Why is it OK to look in a mirror and tear ourselves apart? Why are we able to rattle off an endless list of what we hate about our bodies but when asked what we like about ourselves we clam up like it's the worst thing EVER for us to actually like ourselves?
If we say "my legs are so fat. I hate my thunder thighs!" I feel like everyone within ear shot will gether around and start saying "omg my ass is so flat!" Or "my skin is terrible!" It's like somehow picking ourselves bonds us...like that scene in Mean Girls where they all stand in the mirror, it's funny but it's REALLY not. It's heart breaking!
God forbid you say "I really love how green my eyes are!" Or "I like what I see when I look in the mirror." Somehow I feel like the worst person in the world when I don't hate myself.

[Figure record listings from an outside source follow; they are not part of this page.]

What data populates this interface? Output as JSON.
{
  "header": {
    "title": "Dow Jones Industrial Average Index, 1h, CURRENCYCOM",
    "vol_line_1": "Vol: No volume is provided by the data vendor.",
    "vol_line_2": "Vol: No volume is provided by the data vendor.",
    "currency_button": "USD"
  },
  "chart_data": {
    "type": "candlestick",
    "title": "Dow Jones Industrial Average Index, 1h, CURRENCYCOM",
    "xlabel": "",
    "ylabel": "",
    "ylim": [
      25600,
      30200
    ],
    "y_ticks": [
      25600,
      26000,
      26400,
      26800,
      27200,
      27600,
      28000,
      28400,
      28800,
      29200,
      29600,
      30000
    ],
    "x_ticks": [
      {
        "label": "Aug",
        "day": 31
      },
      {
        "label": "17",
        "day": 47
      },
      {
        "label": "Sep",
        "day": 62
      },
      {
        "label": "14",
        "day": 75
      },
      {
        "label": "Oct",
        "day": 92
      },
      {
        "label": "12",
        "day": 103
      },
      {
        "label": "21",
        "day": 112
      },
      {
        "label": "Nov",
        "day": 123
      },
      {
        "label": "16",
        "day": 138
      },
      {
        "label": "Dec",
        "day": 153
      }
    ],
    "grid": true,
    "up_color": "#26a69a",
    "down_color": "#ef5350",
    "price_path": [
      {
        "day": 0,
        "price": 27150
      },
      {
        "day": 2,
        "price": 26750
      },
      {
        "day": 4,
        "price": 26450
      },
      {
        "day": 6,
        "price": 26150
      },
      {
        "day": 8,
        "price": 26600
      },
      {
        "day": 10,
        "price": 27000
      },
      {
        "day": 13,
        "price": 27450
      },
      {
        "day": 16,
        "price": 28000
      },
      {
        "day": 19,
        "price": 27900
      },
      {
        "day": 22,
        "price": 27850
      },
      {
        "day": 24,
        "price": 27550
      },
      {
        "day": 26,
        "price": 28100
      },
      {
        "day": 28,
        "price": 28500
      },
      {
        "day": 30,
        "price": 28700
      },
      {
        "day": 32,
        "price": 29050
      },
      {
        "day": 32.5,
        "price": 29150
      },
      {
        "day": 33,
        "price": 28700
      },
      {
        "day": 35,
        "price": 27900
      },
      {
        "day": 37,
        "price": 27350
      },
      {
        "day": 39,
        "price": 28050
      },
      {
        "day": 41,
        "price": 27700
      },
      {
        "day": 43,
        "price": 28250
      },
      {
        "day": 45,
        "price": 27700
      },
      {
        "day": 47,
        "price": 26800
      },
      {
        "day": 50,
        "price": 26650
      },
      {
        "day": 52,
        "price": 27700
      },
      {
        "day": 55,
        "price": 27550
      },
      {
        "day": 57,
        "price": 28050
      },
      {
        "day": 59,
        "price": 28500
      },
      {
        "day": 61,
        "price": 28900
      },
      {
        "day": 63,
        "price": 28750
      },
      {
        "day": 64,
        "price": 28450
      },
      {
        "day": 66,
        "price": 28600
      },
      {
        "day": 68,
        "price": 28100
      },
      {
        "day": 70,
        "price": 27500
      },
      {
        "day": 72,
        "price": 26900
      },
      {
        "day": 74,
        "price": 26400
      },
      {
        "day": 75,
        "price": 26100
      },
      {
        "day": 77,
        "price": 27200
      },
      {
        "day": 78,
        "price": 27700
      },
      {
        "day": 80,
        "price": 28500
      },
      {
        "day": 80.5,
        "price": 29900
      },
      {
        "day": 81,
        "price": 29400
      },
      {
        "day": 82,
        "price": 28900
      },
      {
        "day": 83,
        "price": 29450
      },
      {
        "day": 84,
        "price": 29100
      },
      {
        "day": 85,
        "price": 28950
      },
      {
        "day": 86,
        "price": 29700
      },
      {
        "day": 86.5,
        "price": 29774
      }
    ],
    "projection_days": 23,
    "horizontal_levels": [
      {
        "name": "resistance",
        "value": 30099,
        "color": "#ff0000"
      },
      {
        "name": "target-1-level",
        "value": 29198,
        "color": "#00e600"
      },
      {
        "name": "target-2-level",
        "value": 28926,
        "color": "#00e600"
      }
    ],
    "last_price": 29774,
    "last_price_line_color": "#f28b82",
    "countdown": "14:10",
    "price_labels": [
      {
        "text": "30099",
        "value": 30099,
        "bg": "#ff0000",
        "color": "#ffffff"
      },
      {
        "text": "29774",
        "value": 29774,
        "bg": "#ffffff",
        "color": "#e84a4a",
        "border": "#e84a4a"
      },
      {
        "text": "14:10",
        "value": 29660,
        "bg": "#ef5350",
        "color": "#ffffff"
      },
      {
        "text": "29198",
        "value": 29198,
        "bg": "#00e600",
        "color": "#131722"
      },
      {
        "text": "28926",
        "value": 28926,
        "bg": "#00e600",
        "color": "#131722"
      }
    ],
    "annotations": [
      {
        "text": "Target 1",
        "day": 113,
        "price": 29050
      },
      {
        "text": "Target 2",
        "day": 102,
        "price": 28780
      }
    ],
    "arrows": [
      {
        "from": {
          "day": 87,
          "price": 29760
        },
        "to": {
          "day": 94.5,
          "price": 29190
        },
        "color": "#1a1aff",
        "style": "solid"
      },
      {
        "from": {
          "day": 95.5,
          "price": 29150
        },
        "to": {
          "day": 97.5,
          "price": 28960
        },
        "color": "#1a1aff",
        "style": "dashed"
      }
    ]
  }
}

Like my ego must be out of control. I must be such a narccisitic, conceited bitch because I don't hate everything about myself. I obviously have mental issues...right?
Well, that last part might be true...but whatever.

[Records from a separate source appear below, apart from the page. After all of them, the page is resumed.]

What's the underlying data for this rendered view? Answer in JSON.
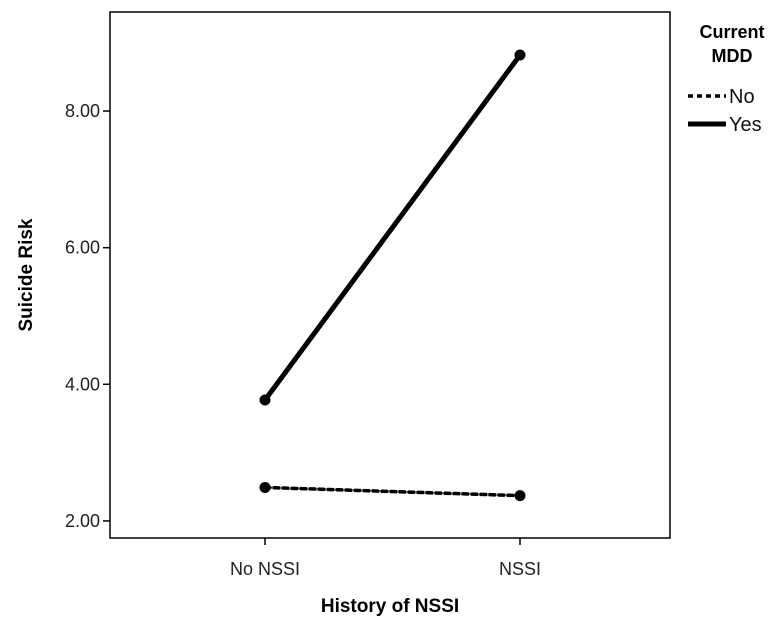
{
  "chart_data": {
    "type": "line",
    "title": "",
    "xlabel": "History of NSSI",
    "ylabel": "Suicide Risk",
    "categories": [
      "No NSSI",
      "NSSI"
    ],
    "ylim": [
      1.75,
      9.45
    ],
    "yticks": [
      2.0,
      4.0,
      6.0,
      8.0
    ],
    "ytick_labels": [
      "2.00",
      "4.00",
      "6.00",
      "8.00"
    ],
    "legend": {
      "title_lines": [
        "Current",
        "MDD"
      ],
      "placement": "right"
    },
    "series": [
      {
        "name": "No",
        "values": [
          2.49,
          2.37
        ],
        "style": "dashed",
        "color": "#000000"
      },
      {
        "name": "Yes",
        "values": [
          3.77,
          8.82
        ],
        "style": "solid",
        "color": "#000000"
      }
    ],
    "grid": false
  }
}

I spent way too long hating myself, desperate to be someone else and I won't spend another minute defending my decision to embrace my perfectly imperfect self.
Be proud to be you! You are perfect just the way you are! Be strong, be proud and if people don't like it they can delete you off social media, and out of their lives! You don't need unsupportive people in your life anyways! They'll just bring you down and THAT IS UNACCEPTABLE!!!